Getting dinner started also involves Sweet Tater playing at my feet or somewhere in the kitchen. Usually it ends up being at the base of the trash can seeing what she can pick up with those fingers.....sigh. Move her once, back there, move her a second time, back over there, hang her up in the doorway bouncer and she's happy! For 10 minutes. Dinner is ready to be put on the table and she's ready to get out of her fun little bouncy toy...it's almost 7 pm at this point. Bring on the guilt for dinner being so late. Ok, back to the table for Sweet Tater. WRONG. Sweet Tater is tired and doesn't want to cooperate for "family" dinner time. She's ready for her bath and jammies.

Here comes the guilt over not having her calm and ready for bed and being able to read her a story and snuggle before night night time. Guilt for not having time to just play with her....or Tater for that matter. At least I get a bit of time with him after his bath before he goes to bed. Unless there is something on tv that involves trucks, boats, or construction. More guilt over how much tv he watches.

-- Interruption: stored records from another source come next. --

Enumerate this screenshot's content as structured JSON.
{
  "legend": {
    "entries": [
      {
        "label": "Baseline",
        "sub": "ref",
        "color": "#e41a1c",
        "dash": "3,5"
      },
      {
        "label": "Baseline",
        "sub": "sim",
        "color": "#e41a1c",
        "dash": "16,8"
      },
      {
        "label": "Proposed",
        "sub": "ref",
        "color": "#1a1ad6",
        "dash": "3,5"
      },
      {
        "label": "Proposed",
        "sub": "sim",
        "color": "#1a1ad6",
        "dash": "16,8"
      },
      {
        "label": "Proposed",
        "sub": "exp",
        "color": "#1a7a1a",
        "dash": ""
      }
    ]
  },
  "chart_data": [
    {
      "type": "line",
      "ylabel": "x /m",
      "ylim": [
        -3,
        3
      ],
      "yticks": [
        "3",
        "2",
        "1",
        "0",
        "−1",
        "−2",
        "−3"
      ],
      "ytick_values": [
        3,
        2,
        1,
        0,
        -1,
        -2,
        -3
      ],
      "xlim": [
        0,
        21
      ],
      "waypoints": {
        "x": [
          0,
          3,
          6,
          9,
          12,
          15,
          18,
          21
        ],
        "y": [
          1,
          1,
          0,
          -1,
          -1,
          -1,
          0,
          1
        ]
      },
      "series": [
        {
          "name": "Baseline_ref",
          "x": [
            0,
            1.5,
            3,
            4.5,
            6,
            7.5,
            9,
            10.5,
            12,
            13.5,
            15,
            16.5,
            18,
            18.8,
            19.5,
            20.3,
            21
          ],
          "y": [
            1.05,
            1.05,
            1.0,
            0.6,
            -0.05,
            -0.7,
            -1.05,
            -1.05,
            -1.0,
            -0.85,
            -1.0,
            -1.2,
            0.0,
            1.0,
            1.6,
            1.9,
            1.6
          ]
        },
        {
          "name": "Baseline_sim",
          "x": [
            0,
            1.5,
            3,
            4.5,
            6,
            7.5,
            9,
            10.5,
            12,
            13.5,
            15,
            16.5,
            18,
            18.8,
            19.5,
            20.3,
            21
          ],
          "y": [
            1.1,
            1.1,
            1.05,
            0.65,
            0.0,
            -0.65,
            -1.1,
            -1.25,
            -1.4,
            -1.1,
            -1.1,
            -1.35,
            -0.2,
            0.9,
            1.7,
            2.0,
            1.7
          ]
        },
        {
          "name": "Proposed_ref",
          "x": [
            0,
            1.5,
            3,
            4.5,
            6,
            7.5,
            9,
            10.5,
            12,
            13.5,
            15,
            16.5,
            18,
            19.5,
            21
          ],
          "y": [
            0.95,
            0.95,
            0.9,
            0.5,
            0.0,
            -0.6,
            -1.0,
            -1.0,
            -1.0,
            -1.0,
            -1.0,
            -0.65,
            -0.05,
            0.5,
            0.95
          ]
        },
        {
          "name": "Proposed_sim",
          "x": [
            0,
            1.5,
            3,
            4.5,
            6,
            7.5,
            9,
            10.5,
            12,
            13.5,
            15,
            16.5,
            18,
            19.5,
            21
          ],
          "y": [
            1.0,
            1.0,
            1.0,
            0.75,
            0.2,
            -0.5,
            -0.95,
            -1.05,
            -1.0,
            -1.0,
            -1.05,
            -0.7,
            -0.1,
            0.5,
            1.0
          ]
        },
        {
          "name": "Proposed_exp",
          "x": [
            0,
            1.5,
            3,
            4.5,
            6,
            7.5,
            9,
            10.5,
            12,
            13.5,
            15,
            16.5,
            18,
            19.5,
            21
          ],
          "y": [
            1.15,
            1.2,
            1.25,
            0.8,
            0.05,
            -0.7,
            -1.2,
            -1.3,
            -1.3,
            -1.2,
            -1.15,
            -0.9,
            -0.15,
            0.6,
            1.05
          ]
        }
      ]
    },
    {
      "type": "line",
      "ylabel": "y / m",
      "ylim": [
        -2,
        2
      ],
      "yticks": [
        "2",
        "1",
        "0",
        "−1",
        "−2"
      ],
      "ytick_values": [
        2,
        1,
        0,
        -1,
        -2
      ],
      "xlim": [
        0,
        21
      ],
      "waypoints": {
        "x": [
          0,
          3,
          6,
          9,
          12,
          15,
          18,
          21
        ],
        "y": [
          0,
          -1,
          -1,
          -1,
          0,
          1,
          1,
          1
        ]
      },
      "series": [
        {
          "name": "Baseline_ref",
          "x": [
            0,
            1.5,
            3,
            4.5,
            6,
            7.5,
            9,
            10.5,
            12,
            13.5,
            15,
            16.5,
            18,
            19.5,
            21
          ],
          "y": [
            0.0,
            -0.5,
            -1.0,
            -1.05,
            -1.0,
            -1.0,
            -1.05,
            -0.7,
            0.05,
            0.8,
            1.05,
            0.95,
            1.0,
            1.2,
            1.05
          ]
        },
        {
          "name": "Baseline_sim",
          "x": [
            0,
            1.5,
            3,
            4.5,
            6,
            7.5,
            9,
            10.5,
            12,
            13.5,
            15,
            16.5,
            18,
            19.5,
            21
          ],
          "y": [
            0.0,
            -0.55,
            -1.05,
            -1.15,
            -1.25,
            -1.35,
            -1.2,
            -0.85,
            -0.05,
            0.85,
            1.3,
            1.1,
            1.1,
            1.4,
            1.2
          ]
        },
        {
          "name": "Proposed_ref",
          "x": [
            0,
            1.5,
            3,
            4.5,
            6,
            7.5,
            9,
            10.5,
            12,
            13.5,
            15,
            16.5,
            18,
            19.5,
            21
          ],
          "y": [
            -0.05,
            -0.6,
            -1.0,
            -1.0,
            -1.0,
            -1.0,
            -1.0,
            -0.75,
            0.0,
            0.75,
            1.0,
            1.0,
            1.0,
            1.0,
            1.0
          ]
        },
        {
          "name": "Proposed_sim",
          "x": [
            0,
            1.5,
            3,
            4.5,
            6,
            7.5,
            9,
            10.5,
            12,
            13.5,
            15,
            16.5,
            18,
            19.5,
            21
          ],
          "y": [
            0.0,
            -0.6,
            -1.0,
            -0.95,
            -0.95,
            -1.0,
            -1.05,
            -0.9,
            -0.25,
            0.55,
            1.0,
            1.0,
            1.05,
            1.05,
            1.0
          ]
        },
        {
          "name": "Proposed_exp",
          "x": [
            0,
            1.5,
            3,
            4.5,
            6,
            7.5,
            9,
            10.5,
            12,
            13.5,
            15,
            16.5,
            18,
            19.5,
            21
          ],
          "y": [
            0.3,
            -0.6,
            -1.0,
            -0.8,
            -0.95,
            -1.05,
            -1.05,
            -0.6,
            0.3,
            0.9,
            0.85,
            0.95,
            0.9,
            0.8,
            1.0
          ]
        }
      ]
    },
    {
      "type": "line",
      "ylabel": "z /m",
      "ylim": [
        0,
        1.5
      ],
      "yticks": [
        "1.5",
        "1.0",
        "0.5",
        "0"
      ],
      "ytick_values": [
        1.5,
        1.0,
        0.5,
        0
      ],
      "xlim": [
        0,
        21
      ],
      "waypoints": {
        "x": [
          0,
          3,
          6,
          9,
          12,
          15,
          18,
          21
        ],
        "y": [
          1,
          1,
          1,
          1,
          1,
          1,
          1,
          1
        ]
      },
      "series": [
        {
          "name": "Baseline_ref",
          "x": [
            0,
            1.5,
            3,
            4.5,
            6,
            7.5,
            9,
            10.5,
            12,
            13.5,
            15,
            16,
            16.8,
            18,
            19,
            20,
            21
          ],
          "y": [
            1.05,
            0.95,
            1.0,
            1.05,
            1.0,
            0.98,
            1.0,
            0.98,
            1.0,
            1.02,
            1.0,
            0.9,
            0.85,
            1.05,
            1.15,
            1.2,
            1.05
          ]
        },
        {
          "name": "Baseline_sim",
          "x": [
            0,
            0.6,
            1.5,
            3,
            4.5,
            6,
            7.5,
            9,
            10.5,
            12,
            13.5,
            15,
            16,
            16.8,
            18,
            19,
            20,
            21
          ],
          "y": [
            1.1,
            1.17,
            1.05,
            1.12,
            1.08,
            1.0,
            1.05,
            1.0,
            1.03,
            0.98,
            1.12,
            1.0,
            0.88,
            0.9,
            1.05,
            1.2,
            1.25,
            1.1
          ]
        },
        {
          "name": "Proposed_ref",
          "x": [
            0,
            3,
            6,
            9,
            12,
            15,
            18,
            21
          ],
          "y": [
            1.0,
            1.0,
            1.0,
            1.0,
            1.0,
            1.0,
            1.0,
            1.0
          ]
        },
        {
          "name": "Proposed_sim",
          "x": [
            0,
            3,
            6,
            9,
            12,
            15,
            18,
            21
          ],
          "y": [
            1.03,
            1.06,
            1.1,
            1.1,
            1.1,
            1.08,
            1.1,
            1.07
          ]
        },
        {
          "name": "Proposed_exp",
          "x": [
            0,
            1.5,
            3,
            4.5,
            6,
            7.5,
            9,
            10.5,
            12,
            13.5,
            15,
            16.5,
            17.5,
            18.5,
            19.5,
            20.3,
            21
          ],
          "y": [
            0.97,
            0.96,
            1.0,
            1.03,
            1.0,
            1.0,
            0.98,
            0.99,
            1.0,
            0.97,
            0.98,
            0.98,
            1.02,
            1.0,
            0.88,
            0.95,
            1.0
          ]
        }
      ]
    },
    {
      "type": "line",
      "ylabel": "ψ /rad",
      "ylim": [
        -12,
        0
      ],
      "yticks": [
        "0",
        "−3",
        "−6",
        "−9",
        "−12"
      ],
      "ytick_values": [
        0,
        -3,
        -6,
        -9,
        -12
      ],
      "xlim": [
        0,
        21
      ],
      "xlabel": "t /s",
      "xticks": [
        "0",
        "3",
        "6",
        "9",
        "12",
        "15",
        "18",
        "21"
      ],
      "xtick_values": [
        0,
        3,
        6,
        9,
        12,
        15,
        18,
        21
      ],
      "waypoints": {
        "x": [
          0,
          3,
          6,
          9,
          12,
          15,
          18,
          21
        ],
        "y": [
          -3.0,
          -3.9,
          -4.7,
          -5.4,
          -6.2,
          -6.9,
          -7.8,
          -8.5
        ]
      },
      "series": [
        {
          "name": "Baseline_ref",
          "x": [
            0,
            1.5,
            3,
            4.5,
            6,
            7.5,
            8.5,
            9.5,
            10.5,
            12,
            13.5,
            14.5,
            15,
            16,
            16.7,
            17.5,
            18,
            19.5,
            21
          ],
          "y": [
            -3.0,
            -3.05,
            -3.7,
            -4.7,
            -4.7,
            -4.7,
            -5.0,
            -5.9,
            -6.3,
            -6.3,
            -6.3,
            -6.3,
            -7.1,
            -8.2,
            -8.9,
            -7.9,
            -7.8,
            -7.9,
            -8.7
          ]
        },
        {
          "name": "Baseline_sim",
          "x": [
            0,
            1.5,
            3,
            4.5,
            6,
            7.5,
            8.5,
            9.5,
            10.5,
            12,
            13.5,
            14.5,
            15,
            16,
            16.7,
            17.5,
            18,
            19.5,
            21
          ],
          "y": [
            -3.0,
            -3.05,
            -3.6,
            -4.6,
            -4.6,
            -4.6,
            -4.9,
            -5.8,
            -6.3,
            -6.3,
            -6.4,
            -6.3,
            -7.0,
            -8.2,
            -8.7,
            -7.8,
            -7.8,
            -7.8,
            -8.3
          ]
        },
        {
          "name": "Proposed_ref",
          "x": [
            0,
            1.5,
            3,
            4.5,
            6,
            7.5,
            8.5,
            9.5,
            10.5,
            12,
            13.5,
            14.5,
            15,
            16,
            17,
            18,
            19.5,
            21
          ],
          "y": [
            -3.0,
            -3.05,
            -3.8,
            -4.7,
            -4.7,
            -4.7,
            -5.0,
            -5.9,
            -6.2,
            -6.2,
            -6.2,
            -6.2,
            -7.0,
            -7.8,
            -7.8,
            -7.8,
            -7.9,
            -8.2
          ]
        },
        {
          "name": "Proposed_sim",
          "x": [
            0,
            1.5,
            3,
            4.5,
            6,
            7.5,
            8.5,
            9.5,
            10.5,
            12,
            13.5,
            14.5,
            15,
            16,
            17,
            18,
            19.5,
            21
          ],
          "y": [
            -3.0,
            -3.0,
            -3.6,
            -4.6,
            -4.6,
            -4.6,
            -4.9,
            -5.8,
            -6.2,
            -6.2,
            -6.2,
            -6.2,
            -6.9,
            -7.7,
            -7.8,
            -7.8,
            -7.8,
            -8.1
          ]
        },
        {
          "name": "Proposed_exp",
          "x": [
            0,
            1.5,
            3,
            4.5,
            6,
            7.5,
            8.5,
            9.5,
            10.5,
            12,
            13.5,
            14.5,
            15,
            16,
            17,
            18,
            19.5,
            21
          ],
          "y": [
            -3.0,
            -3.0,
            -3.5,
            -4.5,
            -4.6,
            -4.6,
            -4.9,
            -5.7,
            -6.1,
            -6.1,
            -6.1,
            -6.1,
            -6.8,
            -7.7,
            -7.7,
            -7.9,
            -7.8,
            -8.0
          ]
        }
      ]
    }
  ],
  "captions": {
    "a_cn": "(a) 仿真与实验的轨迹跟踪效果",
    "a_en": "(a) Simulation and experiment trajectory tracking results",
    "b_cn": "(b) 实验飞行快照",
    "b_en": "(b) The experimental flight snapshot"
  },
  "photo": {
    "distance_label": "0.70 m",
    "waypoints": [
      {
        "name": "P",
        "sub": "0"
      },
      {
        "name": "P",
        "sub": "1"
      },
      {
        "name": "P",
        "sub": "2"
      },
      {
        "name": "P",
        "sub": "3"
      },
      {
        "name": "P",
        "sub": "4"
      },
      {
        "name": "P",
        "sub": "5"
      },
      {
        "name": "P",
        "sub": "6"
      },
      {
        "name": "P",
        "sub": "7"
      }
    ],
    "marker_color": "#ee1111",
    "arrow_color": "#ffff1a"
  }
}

So both kids are in bed and I'm as glazed as a Krispy Kreme donut. Still have the kitchen to clean up, bags to pack for the next day, and clothes to pick out for work. Dogs to feed, clothes to wash, and a husband to actually speak to. Of course, by this time, he's so fixated on the television, I have to dance naked in front of it to break his hyperfocus....just kidding. I merely stand in front of it...fully clothed....if I need him for something. If not, I usually go about my various "to-do's" and then stumble to the bathroom to get myself ready for bed. Feeling guilty because another day has gone by and I didn't get this and that and the other done like I said I would.

I'm going to stop here because there is a couple other directions I want to take this but it's getting (gotten) really long. So tune in for more guilt and the working mom tomorrow...or the next day but I'll feel guilty if I don't post tomorrow :-)

By the way, June Cleaver can bite me.

1 comments:

The Murphy Family said...

HAHAHA - I am June Cleaver and I just bit you. :o) LOL.